Worn out from sledding? Have kids draw mystery patterns in the snow, or collect a few natural objects and introduce them to tic-tac-snow.  (Photo Credit: Rob Roberts)

Mystery Snow Art

  • Best for: Curing cabin fever with a mellow mind-enriching game.  
  • What you need: A timer; clues; a stick; an active imagination.

Have everyone write a few one-word clues on scrap paper, or take premade cards from a real guessing game. Pair off in partners, then have one person on each team use snow as clay or a drawing board while your teammates try to guess the clue. Set a timer for one minute while teams compete to see who can guess the word first. 

Pin the Smile on the Snowman

  • Best for: Getting the whole family outside to laugh together.
  • What you need: A scarf or bandana as a blindfold; assorted face parts from nature or your kitchen; good aim.

Team up to build a snowperson, but leave the face blank. Collect a variety of potential “features” for its face, such as lichen for hair, berries for eyes, or bark for the mouth. Blindfold each player and watch them try to pin on the eyes, nose, or ears (so many options!). For added chuckles, give the player a few spins once blindfolded.

Adults, children and even a toddler join in a rousing game of snowy tag

In this rendition of freeze tag, participants must only step in footprints left by others. Even adults can join in this heart-pumping fun. (Photo Credit: Rob Roberts)

Freeze Tag

  • Best for: Running the wiggles out without having to follow many rules.
  • What you need: An open area to run; healthy lungs.

 There’s nothing like sprinting in circles to warm you up on a cold day. Just like the traditional version, whomever is tagged by the person who’s “it” has to stay frozen until another player tags them to free them. To make it more challenging, step only in the footprints already created by others: If you step out of a footprint, you become “it.”  

Snow Field Pentathlon

  • Best for: Big gatherings of active friends and families who aren’t afraid of a healthy dose of competition. 
  • What you need: Cardboard; ropes or flags as course boundaries; a branch or stick as a javelin; endurance.

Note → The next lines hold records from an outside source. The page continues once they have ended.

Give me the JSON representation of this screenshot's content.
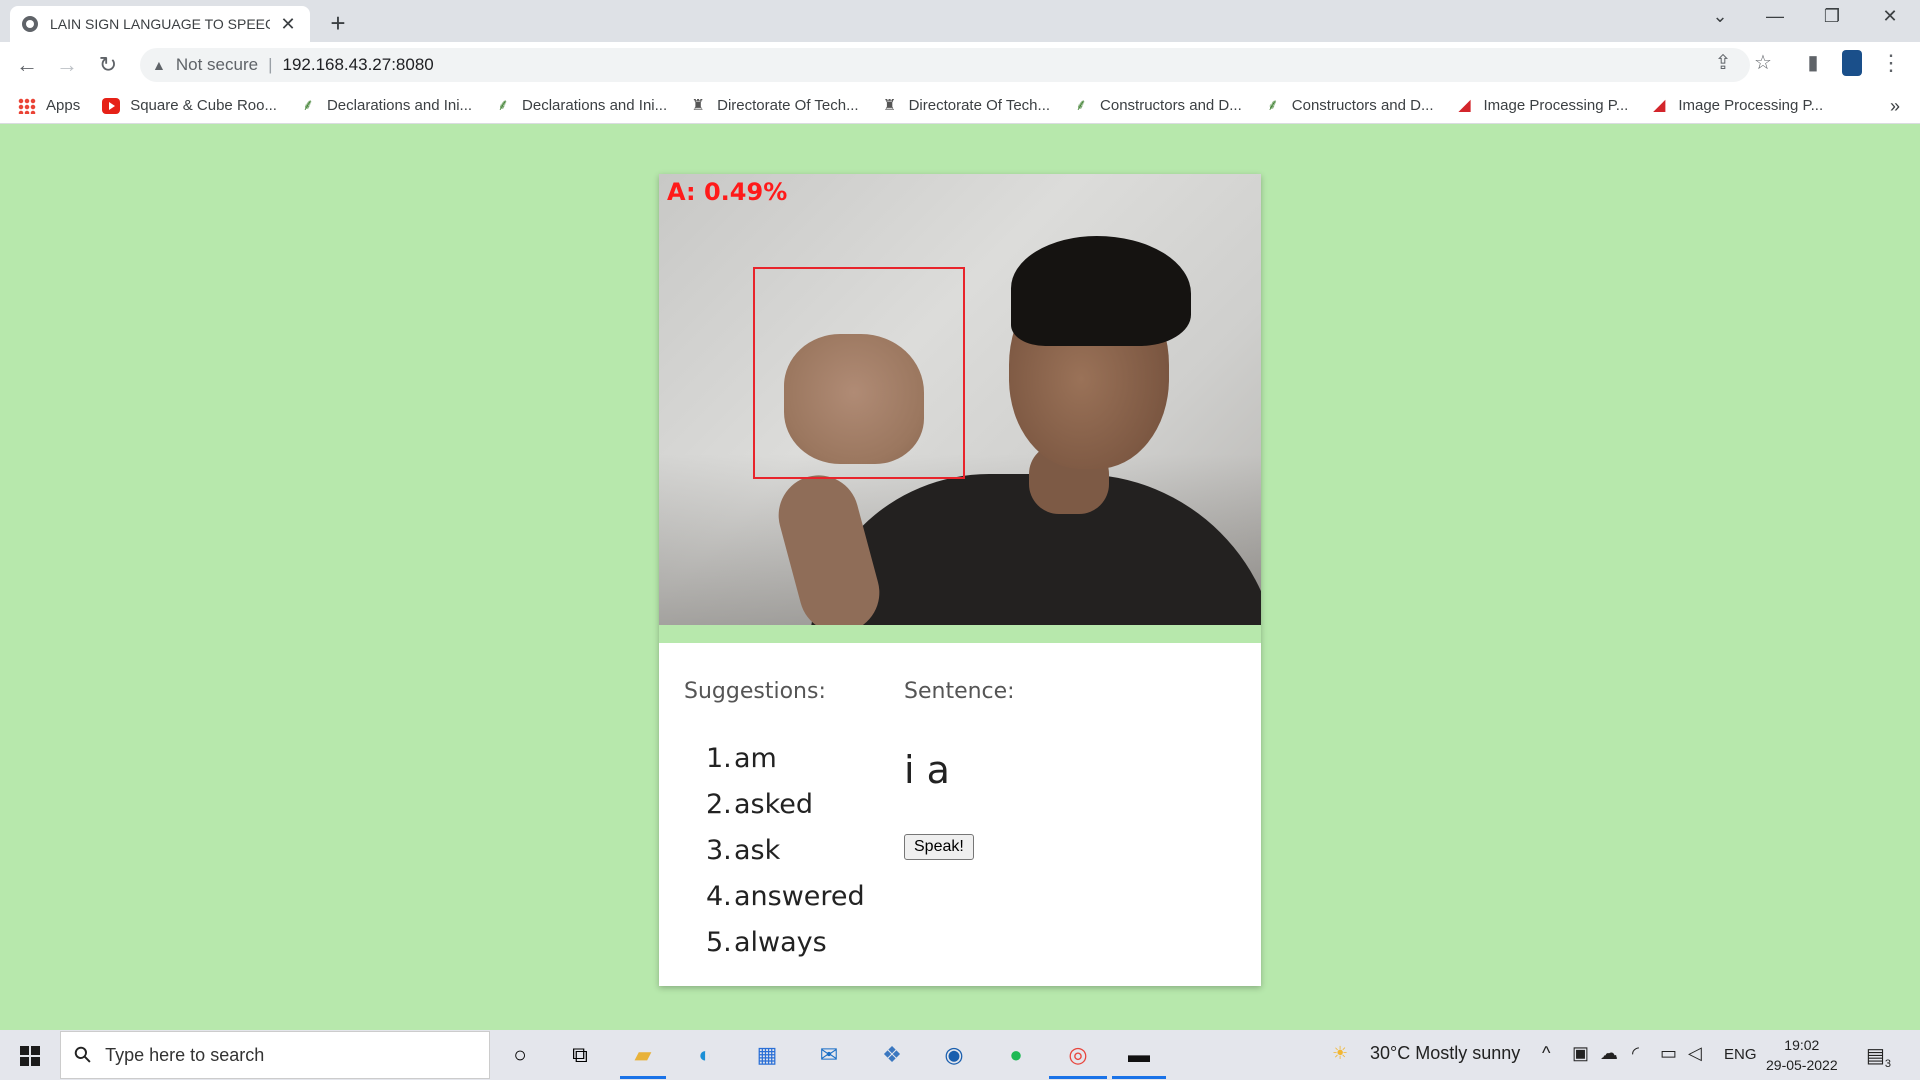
{
  "browser": {
    "tab_title": "LAIN SIGN LANGUAGE TO SPEEC",
    "tab_close": "✕",
    "new_tab": "+",
    "security_label": "Not secure",
    "separator": "|",
    "url": "192.168.43.27:8080"
  },
  "bookmarks": [
    {
      "label": "Apps",
      "icon": "apps-grid-icon"
    },
    {
      "label": "Square & Cube Roo...",
      "icon": "youtube-icon"
    },
    {
      "label": "Declarations and Ini...",
      "icon": "leaf-icon"
    },
    {
      "label": "Declarations and Ini...",
      "icon": "leaf-icon"
    },
    {
      "label": "Directorate Of Tech...",
      "icon": "emblem-icon"
    },
    {
      "label": "Directorate Of Tech...",
      "icon": "emblem-icon"
    },
    {
      "label": "Constructors and D...",
      "icon": "leaf-icon"
    },
    {
      "label": "Constructors and D...",
      "icon": "leaf-icon"
    },
    {
      "label": "Image Processing P...",
      "icon": "red-brush-icon"
    },
    {
      "label": "Image Processing P...",
      "icon": "red-brush-icon"
    }
  ],
  "bookmarks_overflow": "»",
  "app": {
    "prediction": "A:  0.49%",
    "suggestions_heading": "Suggestions:",
    "sentence_heading": "Sentence:",
    "suggestions": [
      {
        "num": "1.",
        "word": "am"
      },
      {
        "num": "2.",
        "word": "asked"
      },
      {
        "num": "3.",
        "word": "ask"
      },
      {
        "num": "4.",
        "word": "answered"
      },
      {
        "num": "5.",
        "word": "always"
      }
    ],
    "sentence": "i a",
    "speak_button": "Speak!"
  },
  "taskbar": {
    "search_placeholder": "Type here to search",
    "weather": "30°C  Mostly sunny",
    "language": "ENG",
    "time": "19:02",
    "date": "29-05-2022",
    "notification_count": "3"
  },
  "colors": {
    "page_bg": "#b7e8ac",
    "detection_box": "#e8242b",
    "prediction_text": "#ff1a1a"
  }
}
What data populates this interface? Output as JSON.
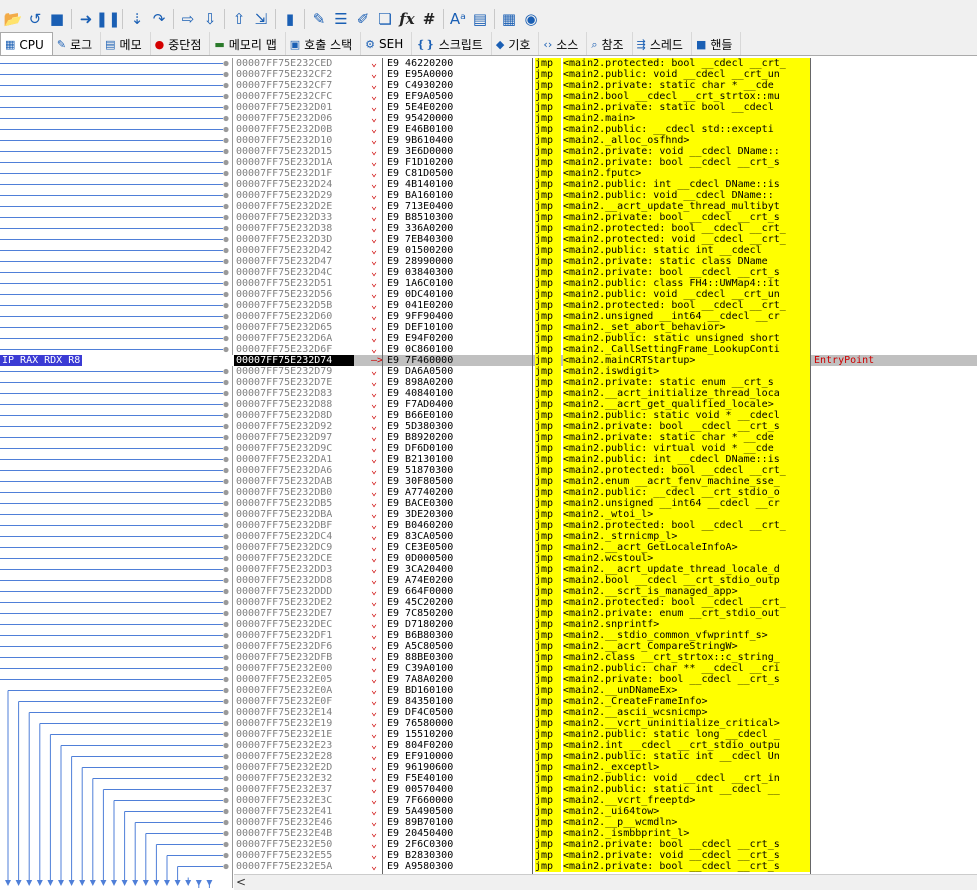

For a bigger group that has a whole afternoon to fill, set up a wintry track-and-field competition at a nearby park. Below are a few ideas, but feel free to create as many events as you like.

  •   Snowman Hurdles: Build a series of snowpeople of varying heights to leap over as you run from point A to B.
  •   Target Practice: Paint a bull’s-eye on a piece of cardboard and assign each ring a different point value. Hang it on a tree or prop it against a rock and keep score as each competitor hurls three snowballs at the target.
  •   Relay Race: Pass a snowball between 3 or 4 sprinters as they race around a set course. If the snowball is dropped or melts, the team has to start over.
  •   Long Jump: Heap loose snow into a pit to create a soft landing zone, then draw a line a few feet in front of it. Take turns running then launching yourself into the pit from behind the line. Be sure to mark how far each person jumps.
  •   Javelin Throw: Toss a hefty branch as far as you can after a running start, trying to sink the tip of the branch into the snow.